EVSI = maxEU1 - maxEU0 # expected value of sample information

setpar()
plot(ns, EVSI, type="l", lwd=2, main="EVSI ($) vs. sample size", 
     xlim=c(0,200), xaxs="i", xlab="", ylab="")

To obtain the optimal sample size, we’ll need a cost function for the measurement. For illustration, let’s assume a fixed cost of $150 and a constant marginal cost of $2 per observation:

cost = function(n) 150 + 2*n

setpar()
plot(ns, EVSI, type="l", lwd=2, main="EVSI and cost ($) vs. sample size",
     xlim=c(0,200), xaxs="i", xlab="", ylab="")
curve(cost(x), lwd=2, lty=2, add=TRUE)

We want to maximize value of information net of experiment cost:

setpar()
plot(ns, EVSI - cost(ns), type="l", lwd=2,
     main="Net payoff ($) vs. sample size",
     xlim=c(0,200), xaxs="i", xlab="", ylab="")
abline(h=0)

nopt = ns[EVSI - cost(ns) == max(EVSI - cost(ns))]
paste("Optimal sample size: ", nopt, "; Net benefit: ",
      round(max(EVSI - cost(ns))))
## [1] "Optimal sample size:  30 ; Net benefit:  88"

So the optimal sample size is about 30. You need to spend $210 on the experiment, and expect to gain about $298 on average.

Discussion

Recall that we made the assumption that each observation \(X_i\) is normally distributed. This is often not the case. (For example, the observations might only take on a few discrete values.) Still, the central limit theorem tells us that for large enough samples, the sample mean \(X\) is approximately normal even if the invididual observations aren’t. For many realistic measurements, the approximation is pretty good even with a moderate sample size.

Messier problems might be handled by defining the appropriate conditional density \(f_{X \Theta_1,\Theta_2}\), or else by directly simulating random samples from the population (this would be more involved than my approach here).

What about the more common experimental scenario of comparing a treatment/intervention group to a control group, to estimate the treatment effect? We model this as taking samples from two populations to estimate the difference between the population means. We can apply the above R code to this question, with minor modifications. In the easiest case, each population is normally distributed with common variance \(\Theta_2\). We now let \(\Theta_1\) denote the unknown difference between population means, and \(X\) will be the observed difference between sample means. If we make \(n\) observations of each population, then \(X\) is normal with mean \(\Theta_1\) and variance \(2\Theta_2/n\), and the following is our new conditional density function:

xdens = function(x, theta1, theta2, n){
  dnorm(x, theta1, sqrt(2*theta2/n))
}

The rest of the procedure should be essentially unchanged.

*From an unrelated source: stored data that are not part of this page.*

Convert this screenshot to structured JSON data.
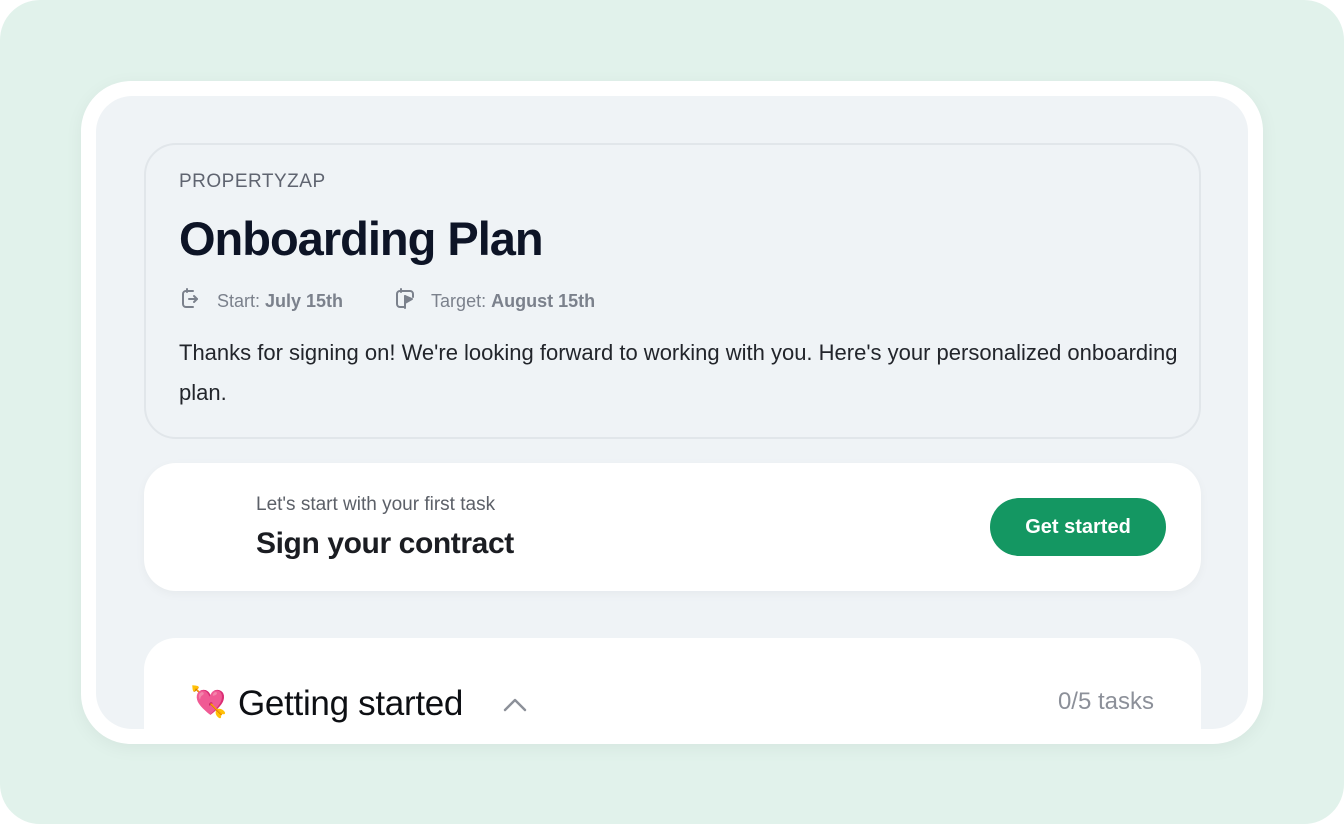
{
  "plan": {
    "company": "PROPERTYZAP",
    "title": "Onboarding Plan",
    "start_label": "Start:",
    "start_date": "July 15th",
    "target_label": "Target:",
    "target_date": "August 15th",
    "intro": "Thanks for signing on! We're looking forward to working with you. Here's your personalized onboarding plan."
  },
  "first_task": {
    "kicker": "Let's start with your first task",
    "title": "Sign your contract",
    "button_label": "Get started"
  },
  "section": {
    "emoji": "💘",
    "title": "Getting started",
    "count": "0/5 tasks"
  },
  "colors": {
    "backdrop": "#e1f2eb",
    "panel": "#eff3f6",
    "accent": "#149762",
    "title": "#0d1426"
  },
  "icons": {
    "start": "calendar-arrow-icon",
    "target": "calendar-flag-icon",
    "chevron": "chevron-up-icon"
  }
}
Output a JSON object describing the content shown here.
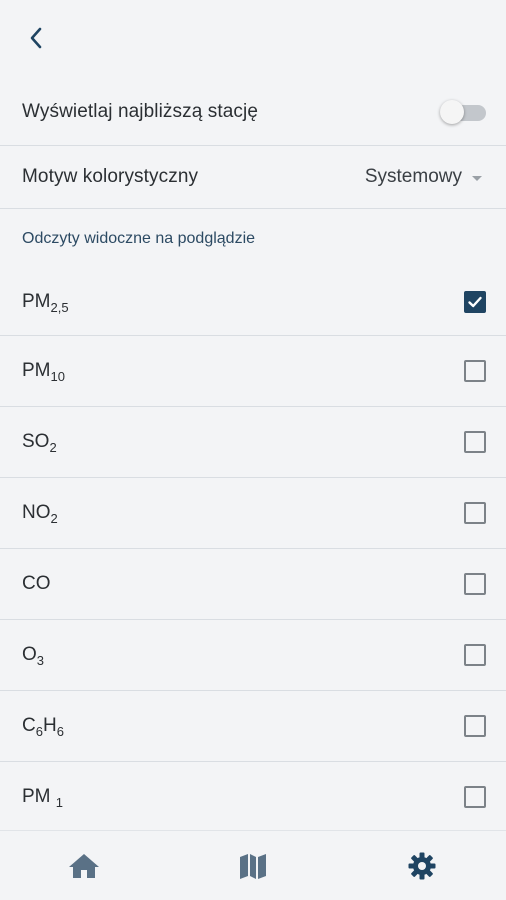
{
  "header": {
    "back_icon": "chevron-left-icon"
  },
  "settings": {
    "nearest_station": {
      "label": "Wyświetlaj najbliższą stację",
      "enabled": false
    },
    "color_theme": {
      "label": "Motyw kolorystyczny",
      "value": "Systemowy"
    }
  },
  "readings_section": {
    "title": "Odczyty widoczne na podglądzie",
    "items": [
      {
        "label": "PM",
        "sub": "2,5",
        "checked": true
      },
      {
        "label": "PM",
        "sub": "10",
        "checked": false
      },
      {
        "label": "SO",
        "sub": "2",
        "checked": false
      },
      {
        "label": "NO",
        "sub": "2",
        "checked": false
      },
      {
        "label": "CO",
        "sub": "",
        "checked": false
      },
      {
        "label": "O",
        "sub": "3",
        "checked": false
      },
      {
        "label": "C",
        "sub": "6",
        "label2": "H",
        "sub2": "6",
        "checked": false
      },
      {
        "label": "PM ",
        "sub": "1",
        "checked": false
      }
    ]
  },
  "bottom_nav": {
    "items": [
      {
        "icon": "home-icon"
      },
      {
        "icon": "map-icon"
      },
      {
        "icon": "gear-icon",
        "active": true
      }
    ]
  },
  "colors": {
    "accent": "#1f4462",
    "icon_muted": "#5a7186",
    "background": "#f3f4f6",
    "divider": "#d9dde2"
  }
}
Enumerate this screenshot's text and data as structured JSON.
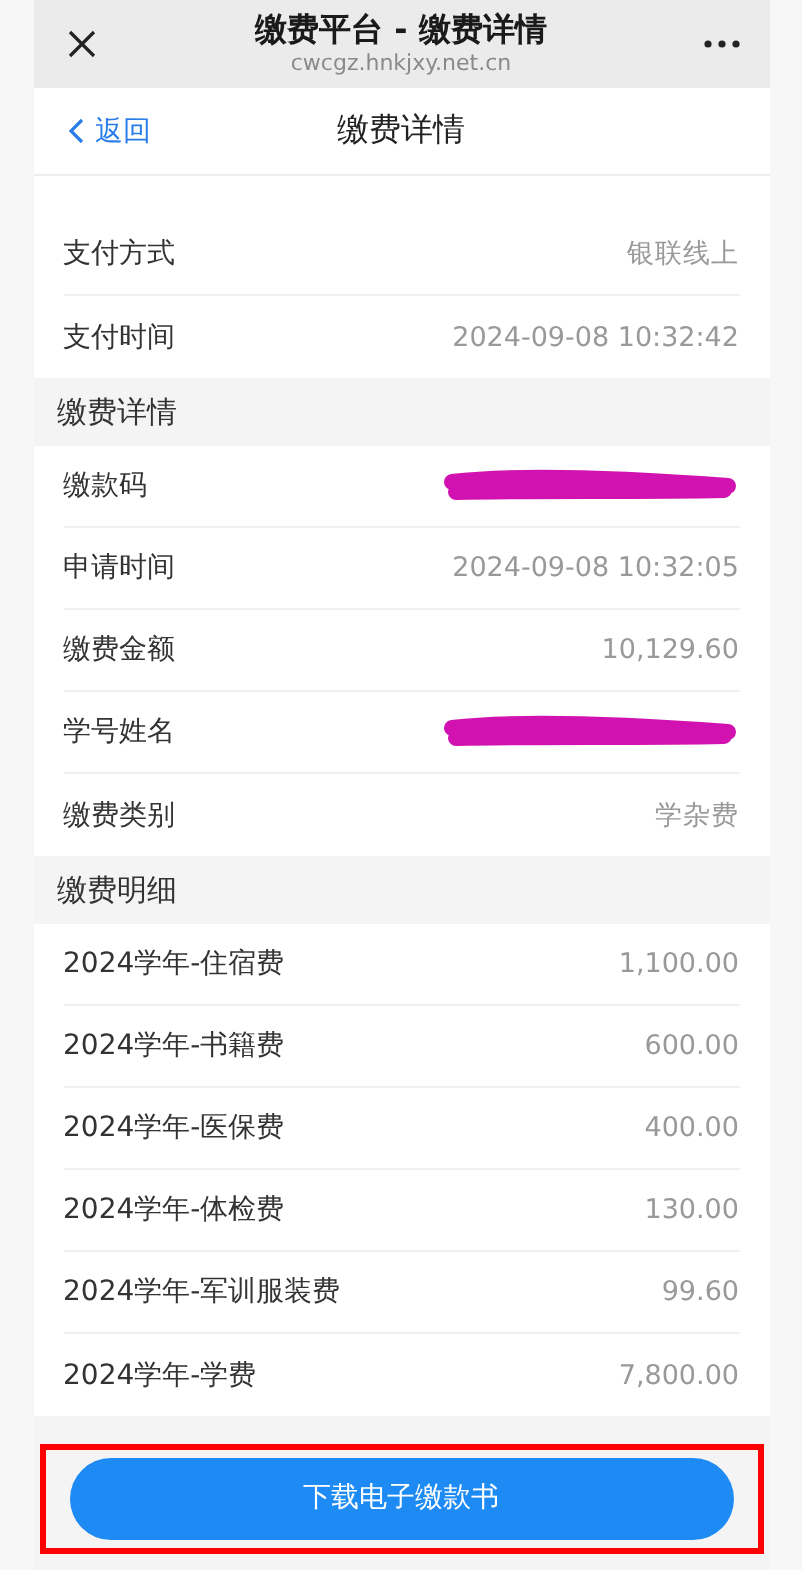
{
  "browser_bar": {
    "title": "缴费平台 - 缴费详情",
    "url": "cwcgz.hnkjxy.net.cn"
  },
  "header": {
    "back": "返回",
    "title": "缴费详情"
  },
  "sections": [
    {
      "rows": [
        {
          "label": "支付方式",
          "value": "银联线上",
          "kind": "text"
        },
        {
          "label": "支付时间",
          "value": "2024-09-08 10:32:42",
          "kind": "text"
        }
      ]
    },
    {
      "title": "缴费详情",
      "rows": [
        {
          "label": "缴款码",
          "kind": "redacted"
        },
        {
          "label": "申请时间",
          "value": "2024-09-08 10:32:05",
          "kind": "text"
        },
        {
          "label": "缴费金额",
          "value": "10,129.60",
          "kind": "text"
        },
        {
          "label": "学号姓名",
          "kind": "redacted"
        },
        {
          "label": "缴费类别",
          "value": "学杂费",
          "kind": "text"
        }
      ]
    },
    {
      "title": "缴费明细",
      "rows": [
        {
          "label": "2024学年-住宿费",
          "value": "1,100.00",
          "kind": "text"
        },
        {
          "label": "2024学年-书籍费",
          "value": "600.00",
          "kind": "text"
        },
        {
          "label": "2024学年-医保费",
          "value": "400.00",
          "kind": "text"
        },
        {
          "label": "2024学年-体检费",
          "value": "130.00",
          "kind": "text"
        },
        {
          "label": "2024学年-军训服装费",
          "value": "99.60",
          "kind": "text"
        },
        {
          "label": "2024学年-学费",
          "value": "7,800.00",
          "kind": "text"
        }
      ]
    }
  ],
  "download_button": {
    "label": "下载电子缴款书",
    "outlined": true
  }
}
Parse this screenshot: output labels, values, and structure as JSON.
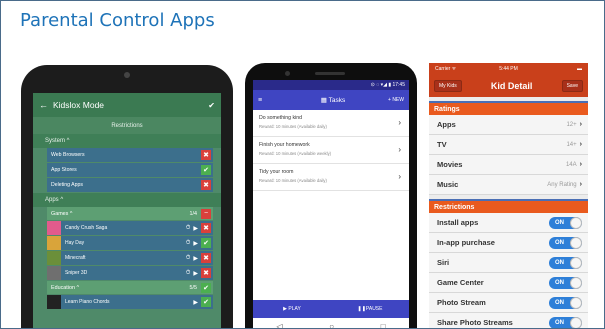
{
  "slide": {
    "title": "Parental Control Apps"
  },
  "tablet": {
    "header": {
      "back_icon": "arrow-left",
      "title": "Kidslox Mode",
      "check_icon": "check"
    },
    "subheader": "Restrictions",
    "system": {
      "label": "System ^",
      "rows": [
        {
          "label": "Web Browsers",
          "state": "x"
        },
        {
          "label": "App Stores",
          "state": "check"
        },
        {
          "label": "Deleting Apps",
          "state": "x"
        }
      ]
    },
    "apps": {
      "label": "Apps ^",
      "games_label": "Games ^",
      "games_count": "1/4",
      "games": [
        {
          "label": "Candy Crush Saga",
          "state": "x"
        },
        {
          "label": "Hay Day",
          "state": "check"
        },
        {
          "label": "Minecraft",
          "state": "x"
        },
        {
          "label": "Sniper 3D",
          "state": "x"
        }
      ],
      "education_label": "Education ^",
      "education_count": "5/5",
      "education": [
        {
          "label": "Learn Piano Chords",
          "state": "check"
        }
      ]
    },
    "colors": {
      "x": "#d9403b",
      "check": "#4caf50"
    }
  },
  "phone": {
    "status": "⊙ ◌ ▾◢ ▮ 17:45",
    "title": "Tasks",
    "new_label": "+ NEW",
    "tasks": [
      {
        "name": "Do something kind",
        "reward": "Reward: 10 minutes (Available daily)"
      },
      {
        "name": "Finish your homework",
        "reward": "Reward: 10 minutes (Available weekly)"
      },
      {
        "name": "Tidy your room",
        "reward": "Reward: 10 minutes (Available daily)"
      }
    ],
    "play_label": "▶ PLAY",
    "pause_label": "❚❚PAUSE"
  },
  "iphone": {
    "status": {
      "carrier": "Carrier ᯤ",
      "time": "5:44 PM",
      "battery": "▬"
    },
    "nav": {
      "left_button": "My Kids",
      "title": "Kid Detail",
      "right_button": "Save"
    },
    "ratings_label": "Ratings",
    "ratings": [
      {
        "label": "Apps",
        "value": "12+"
      },
      {
        "label": "TV",
        "value": "14+"
      },
      {
        "label": "Movies",
        "value": "14A"
      },
      {
        "label": "Music",
        "value": "Any Rating"
      }
    ],
    "restrictions_label": "Restrictions",
    "restrictions": [
      {
        "label": "Install apps",
        "toggle": "ON"
      },
      {
        "label": "In-app purchase",
        "toggle": "ON"
      },
      {
        "label": "Siri",
        "toggle": "ON"
      },
      {
        "label": "Game Center",
        "toggle": "ON"
      },
      {
        "label": "Photo Stream",
        "toggle": "ON"
      },
      {
        "label": "Share Photo Streams",
        "toggle": "ON"
      }
    ]
  }
}
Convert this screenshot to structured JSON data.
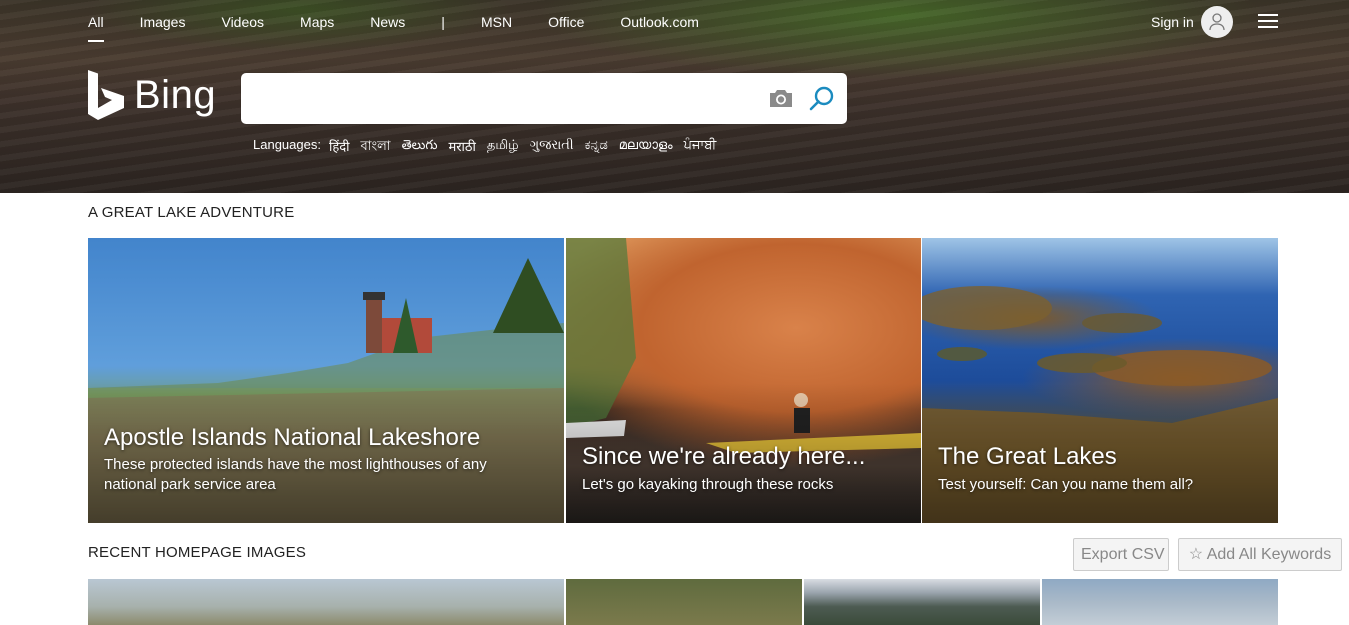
{
  "nav": {
    "items": [
      "All",
      "Images",
      "Videos",
      "Maps",
      "News"
    ],
    "separator": "|",
    "extra": [
      "MSN",
      "Office",
      "Outlook.com"
    ],
    "sign_in": "Sign in"
  },
  "logo": {
    "text": "Bing"
  },
  "search": {
    "value": "",
    "placeholder": ""
  },
  "languages": {
    "label": "Languages:",
    "items": [
      "हिंदी",
      "বাংলা",
      "తెలుగు",
      "मराठी",
      "தமிழ்",
      "ગુજરાતી",
      "ಕನ್ನಡ",
      "മലയാളം",
      "ਪੰਜਾਬੀ"
    ]
  },
  "featured": {
    "title": "A GREAT LAKE ADVENTURE",
    "cards": [
      {
        "title": "Apostle Islands National Lakeshore",
        "subtitle": "These protected islands have the most lighthouses of any national park service area"
      },
      {
        "title": "Since we're already here...",
        "subtitle": "Let's go kayaking through these rocks"
      },
      {
        "title": "The Great Lakes",
        "subtitle": "Test yourself: Can you name them all?"
      }
    ]
  },
  "recent": {
    "title": "RECENT HOMEPAGE IMAGES",
    "export_label": "Export CSV",
    "keywords_label": "Add All Keywords"
  },
  "colors": {
    "accent": "#1b8bbf",
    "hero_dark": "#3b3428"
  },
  "icons": [
    "bing-logo-icon",
    "camera-icon",
    "search-icon",
    "user-icon",
    "hamburger-menu-icon",
    "star-icon"
  ]
}
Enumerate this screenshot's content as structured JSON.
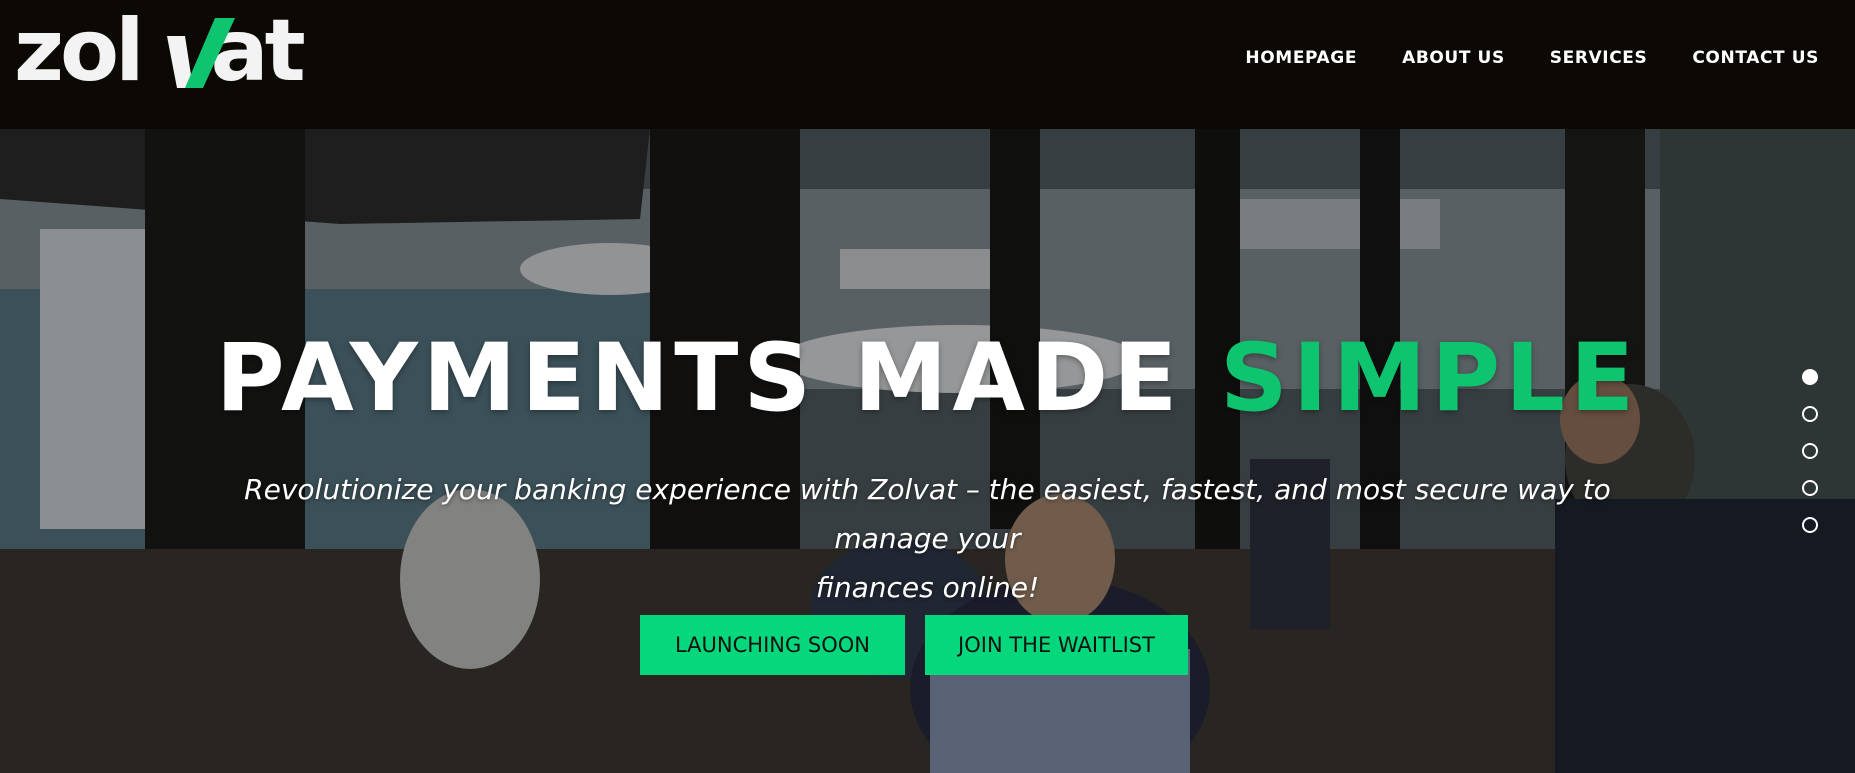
{
  "brand": {
    "logo_text_before": "zol",
    "logo_text_after": "at",
    "logo_v_color": "#0fc46f"
  },
  "nav": {
    "items": [
      {
        "label": "HOMEPAGE"
      },
      {
        "label": "ABOUT US"
      },
      {
        "label": "SERVICES"
      },
      {
        "label": "CONTACT US"
      }
    ]
  },
  "hero": {
    "headline_main": "PAYMENTS MADE",
    "headline_accent": "SIMPLE",
    "subtitle_line1": "Revolutionize your banking experience with Zolvat – the easiest, fastest, and most secure way to manage your",
    "subtitle_line2": "finances online!",
    "buttons": {
      "primary": "LAUNCHING SOON",
      "secondary": "JOIN THE WAITLIST"
    },
    "slider": {
      "count": 5,
      "active_index": 0
    }
  },
  "colors": {
    "accent": "#0fc46f",
    "button": "#05d77d",
    "header_bg": "#0c0904"
  }
}
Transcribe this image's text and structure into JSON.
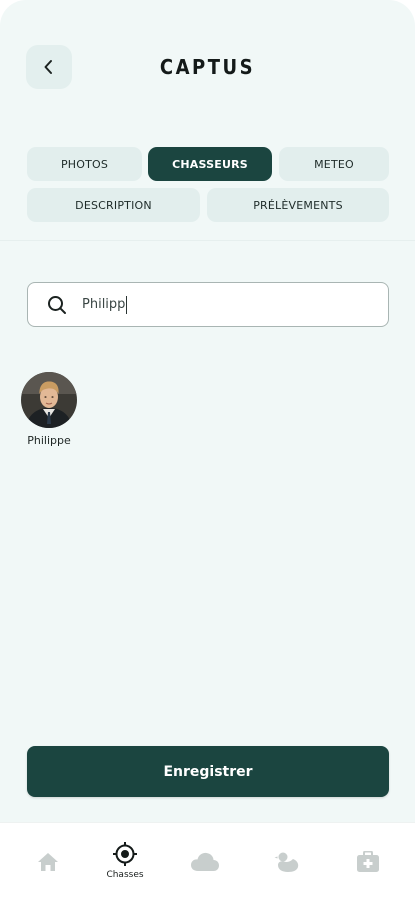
{
  "header": {
    "title": "CAPTUS",
    "back_icon": "chevron-left-icon"
  },
  "tabs": [
    {
      "label": "PHOTOS",
      "active": false
    },
    {
      "label": "CHASSEURS",
      "active": true
    },
    {
      "label": "METEO",
      "active": false
    },
    {
      "label": "DESCRIPTION",
      "active": false
    },
    {
      "label": "PRÉLÈVEMENTS",
      "active": false
    }
  ],
  "search": {
    "value": "Philipp",
    "icon": "search-icon"
  },
  "results": [
    {
      "name": "Philippe",
      "avatar": "person-photo"
    }
  ],
  "actions": {
    "save_label": "Enregistrer"
  },
  "bottom_nav": {
    "items": [
      {
        "icon": "home-icon",
        "label": "",
        "active": false
      },
      {
        "icon": "target-icon",
        "label": "Chasses",
        "active": true
      },
      {
        "icon": "cloud-icon",
        "label": "",
        "active": false
      },
      {
        "icon": "duck-icon",
        "label": "",
        "active": false
      },
      {
        "icon": "medical-kit-icon",
        "label": "",
        "active": false
      }
    ]
  },
  "colors": {
    "primary": "#1b4540",
    "background": "#f1f8f7",
    "tab_inactive": "#e2eeed",
    "nav_inactive_icon": "#c8cecd"
  }
}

Finally, to apply any of this to practical decision problems, you need to a define reasonable utility function and a reasonable measurement cost function that includes your explicit and implicit costs of running an experiment. At a minimum, you’ll need to monetize subjective benefits and costs (such as your time). You will probably also need to discount future benefits and costs. If it looks like a long experiment is optimal, considering taking into account the cost of delaying your action, maybe by adding \(n\) as an argument to the utility function. If you don’t have a clue about how noisy your measurements are going to be, some baseline measurements are probably a good idea before you plan large experiments. And so on. For practical insights applied to self-experiments, I highly recommend gwern’s writeups (see here, here, here, and here).